Deriving a non-trait (example)

model User:
    name: str

@derive(User)
model Admin:
    email: str
type error: Cannot derive 'User' - it is a model, not a trait

Reflection (automatic)

Models and classes provide:

  • __fields__() -> FrozenList[FieldInfo]
  • __class_name__() -> str

Note:

  • Field metadata like [alias="..."] and [description="..."] is model-only. For class, FieldInfo.alias and FieldInfo.description are always None and FieldInfo.wire_name == FieldInfo.name.
  • u.__fields__() is typed as FrozenList[FieldInfo] directly by the compiler. Import FieldInfo only when you need to spell that type in an annotation.
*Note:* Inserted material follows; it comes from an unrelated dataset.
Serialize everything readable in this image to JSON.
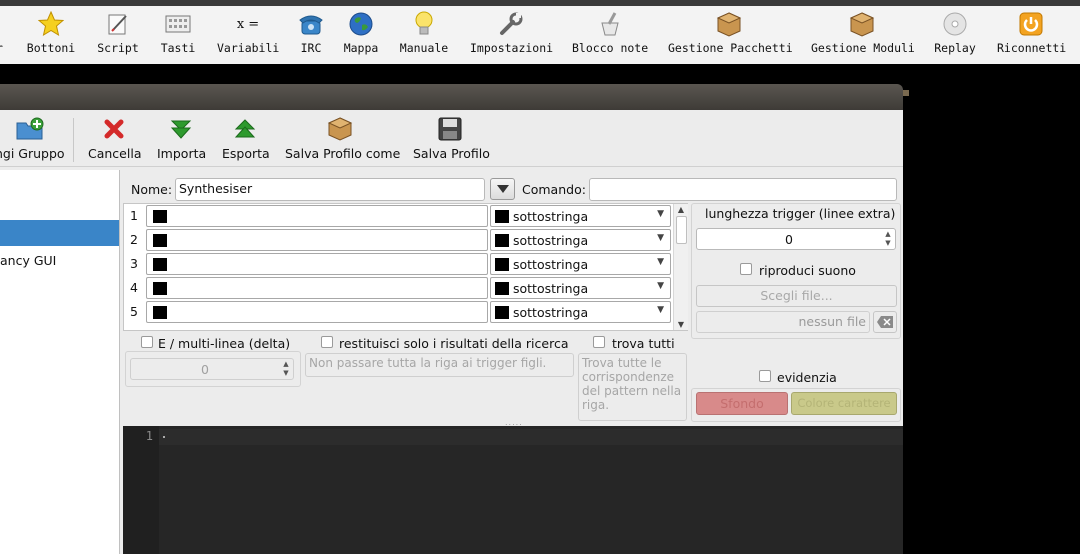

See Reflection (Reference) for FieldInfo structure details.

model User:
    name: str

def main() -> None:
    u = User(name="Alice")
    println(u.__class_name__())
    println([f.name for f in u.__fields__()])

Stdlib derive boundaries

Traits under std.derives.* are source-defined capability contracts.

  • Clone, Default, Debug, Eq, Ord, and Hash are declared in .incn source.
  • Implementations for adopting types come from ordinary Rust #[derive(...)] expansion during codegen.
  • These traits are not modeled as runtime helper calls through incan_stdlib::derives::*.

For the curated stdlib-family view, see Standard library reference: std.derives.*.